Si alguna viuda tiene hijos, o nietos, aprendan éstos primero a ser piadosos para con propia familia, y a recompensar a sus padres; porque esto es lo bueno y agradable delante de Dios».
– 1 Tim. 5:4.
La piedad es más que una expresión verbal de la fe, y más que una postura exterior de religiosidad; es una vida impregnada de los principios que se sostienen. Aquí, en el versículo que hemos citado, la piedad alcanza el ámbito familiar. En realidad, es allí donde primero debe expresarse, en el trato diario, en el amor, la comprensión, la generosidad de quienes comparten una vida común y un techo común. Sin embargo, es fácil ver que escasea la piedad en la familia.
Pablo advierte en la segunda Epístola a Timoteo: «En los postreros días vendrán tiempos peligrosos. Porque habrá hombres … sin afecto natural, implacables … que tendrán apariencia de piedad, pero negarán la eficacia de ella» (3:1-5). El afecto natural es el que surge espontáneamente entre los miembros de una familia, a causa de las relaciones de consanguinidad que les unen. Ningún padre ama a su hijo por decreto, sino por un afecto que surge en forma natural y espontánea aun desde antes de que el niño nazca. Lo mismo ocurre entre los demás miembros del grupo familiar.
Sin embargo, la Palabra dice que, en los postreros tiempos, ese afecto natural se perderá. La maldad habrá crecido tanto, y habrá echado tales raíces en el corazón humano, que aun lo natural se perderá, para dar paso a lo antinatural. Este es uno de los signos de nuestros tiempos.
En tal contexto surge como un imperativo moral (ya que no legal) para los cristianos, expresar fervorosamente este afecto natural dentro de los marcos de la familia. La familia es lo que mejor puede defender (o, al menos, retardar) a la sociedad de una desintegración moral. Un hombre con una familia normal es un hombre defendido del libertinaje. Una mujer con una familia feliz es una mujer defendida en su integridad. Los hijos serán allí resguardados en su inocencia, y avanzarán por los caminos de la vida, superando una etapa cada vez.
Sin embargo, la vida normal de una familia supone la capacidad de negarse cada uno a sí mismo a favor del otro; la madurez para aceptar al otro, para ceder frente al otro y para cuidar del otro cuando está en necesidad. La vida familiar no es fácil. En ella pueden liberarse las buenas como las peores manifestaciones del alma humana. Una familia sin Cristo en su centro no da ninguna garantía de que pueda ser aquello que Dios diseñó para ella.

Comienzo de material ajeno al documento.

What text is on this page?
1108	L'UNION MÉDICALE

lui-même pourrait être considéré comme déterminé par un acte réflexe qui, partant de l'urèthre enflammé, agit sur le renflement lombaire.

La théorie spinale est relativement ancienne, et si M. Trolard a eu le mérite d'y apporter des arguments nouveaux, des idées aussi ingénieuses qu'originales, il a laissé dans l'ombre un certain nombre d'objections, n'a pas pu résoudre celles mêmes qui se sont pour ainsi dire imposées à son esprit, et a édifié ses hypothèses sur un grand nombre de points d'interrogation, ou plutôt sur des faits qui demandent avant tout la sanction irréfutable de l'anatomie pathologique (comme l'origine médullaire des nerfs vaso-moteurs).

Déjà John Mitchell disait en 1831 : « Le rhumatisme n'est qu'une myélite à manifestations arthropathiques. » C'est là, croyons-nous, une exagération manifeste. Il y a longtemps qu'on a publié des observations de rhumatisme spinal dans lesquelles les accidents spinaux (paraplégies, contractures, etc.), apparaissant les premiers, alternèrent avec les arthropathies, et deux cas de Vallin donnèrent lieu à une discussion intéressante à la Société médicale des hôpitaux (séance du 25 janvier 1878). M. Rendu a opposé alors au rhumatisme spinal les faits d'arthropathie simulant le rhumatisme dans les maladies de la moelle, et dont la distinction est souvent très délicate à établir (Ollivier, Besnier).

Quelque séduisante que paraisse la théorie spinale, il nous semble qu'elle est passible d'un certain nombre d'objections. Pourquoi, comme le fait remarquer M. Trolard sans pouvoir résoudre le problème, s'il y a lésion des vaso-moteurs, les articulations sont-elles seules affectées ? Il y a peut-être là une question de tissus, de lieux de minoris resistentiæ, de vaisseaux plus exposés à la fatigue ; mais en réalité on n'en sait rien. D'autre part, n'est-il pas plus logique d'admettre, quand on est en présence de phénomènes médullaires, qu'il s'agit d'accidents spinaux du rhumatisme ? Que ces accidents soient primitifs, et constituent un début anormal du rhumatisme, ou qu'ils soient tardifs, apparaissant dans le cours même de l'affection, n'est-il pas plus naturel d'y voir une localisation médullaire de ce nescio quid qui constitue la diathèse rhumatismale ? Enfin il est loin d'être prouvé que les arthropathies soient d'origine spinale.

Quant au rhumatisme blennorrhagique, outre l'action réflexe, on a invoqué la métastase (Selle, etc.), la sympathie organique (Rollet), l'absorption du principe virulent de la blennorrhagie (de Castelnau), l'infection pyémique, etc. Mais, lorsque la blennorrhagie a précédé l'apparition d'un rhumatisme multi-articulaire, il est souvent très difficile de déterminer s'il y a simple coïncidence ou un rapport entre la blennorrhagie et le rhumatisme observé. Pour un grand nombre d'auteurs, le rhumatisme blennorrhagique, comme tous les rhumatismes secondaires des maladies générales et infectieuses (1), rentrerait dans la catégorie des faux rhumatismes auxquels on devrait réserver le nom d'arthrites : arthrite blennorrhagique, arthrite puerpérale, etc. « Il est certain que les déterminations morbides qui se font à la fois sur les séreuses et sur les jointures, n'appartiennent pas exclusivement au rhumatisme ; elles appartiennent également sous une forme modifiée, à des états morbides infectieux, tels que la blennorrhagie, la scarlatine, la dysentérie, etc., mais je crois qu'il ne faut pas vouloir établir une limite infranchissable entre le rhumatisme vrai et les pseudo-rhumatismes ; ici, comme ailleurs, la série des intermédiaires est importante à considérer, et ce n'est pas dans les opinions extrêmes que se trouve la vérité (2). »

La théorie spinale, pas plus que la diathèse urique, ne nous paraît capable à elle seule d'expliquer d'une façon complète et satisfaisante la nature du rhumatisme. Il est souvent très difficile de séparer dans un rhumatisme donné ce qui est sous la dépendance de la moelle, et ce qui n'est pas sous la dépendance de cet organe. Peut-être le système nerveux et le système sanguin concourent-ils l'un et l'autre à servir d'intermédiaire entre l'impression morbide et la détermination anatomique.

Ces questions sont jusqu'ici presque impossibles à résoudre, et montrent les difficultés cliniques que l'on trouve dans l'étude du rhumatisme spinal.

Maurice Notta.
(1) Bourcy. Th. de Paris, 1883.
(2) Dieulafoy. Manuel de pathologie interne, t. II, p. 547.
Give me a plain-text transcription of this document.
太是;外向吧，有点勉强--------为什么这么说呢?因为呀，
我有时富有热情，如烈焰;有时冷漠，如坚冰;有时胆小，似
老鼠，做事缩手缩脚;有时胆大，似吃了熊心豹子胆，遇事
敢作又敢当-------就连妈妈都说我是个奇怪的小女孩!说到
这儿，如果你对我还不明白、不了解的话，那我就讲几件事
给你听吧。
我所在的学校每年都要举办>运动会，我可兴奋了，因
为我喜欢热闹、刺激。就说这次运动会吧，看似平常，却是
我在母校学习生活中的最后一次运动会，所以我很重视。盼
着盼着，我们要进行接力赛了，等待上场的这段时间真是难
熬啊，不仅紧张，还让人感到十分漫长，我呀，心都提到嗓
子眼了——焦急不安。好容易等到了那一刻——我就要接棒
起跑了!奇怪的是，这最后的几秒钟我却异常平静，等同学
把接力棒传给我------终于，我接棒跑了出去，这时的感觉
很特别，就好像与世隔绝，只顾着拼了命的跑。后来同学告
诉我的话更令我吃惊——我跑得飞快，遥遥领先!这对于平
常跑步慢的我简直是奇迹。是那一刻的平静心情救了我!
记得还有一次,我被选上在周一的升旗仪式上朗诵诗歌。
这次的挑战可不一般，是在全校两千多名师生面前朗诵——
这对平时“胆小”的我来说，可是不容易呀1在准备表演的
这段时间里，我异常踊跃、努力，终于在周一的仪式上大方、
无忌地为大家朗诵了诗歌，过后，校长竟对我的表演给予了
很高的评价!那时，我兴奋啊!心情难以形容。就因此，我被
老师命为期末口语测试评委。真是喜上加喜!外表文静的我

Es necesaria una verdadera piedad en el seno familiar. Aquí, en la cita de 1 Timoteo, el apóstol demanda a los hijos (o nietos) hacerse cargo de su madre (o abuela) viuda. Eso será una demostración de piedad. Este es, sin duda, solo un caso ejemplar. Habrá otras muchas situaciones semejantes, en que se probará de manera práctica si la fe aceptada como verdadera es capaz de permear toda la vida de un grupo familiar. En cada una de ellas, se irá plasmando la fe hasta hacerse vida. Es que la piedad comienza por casa.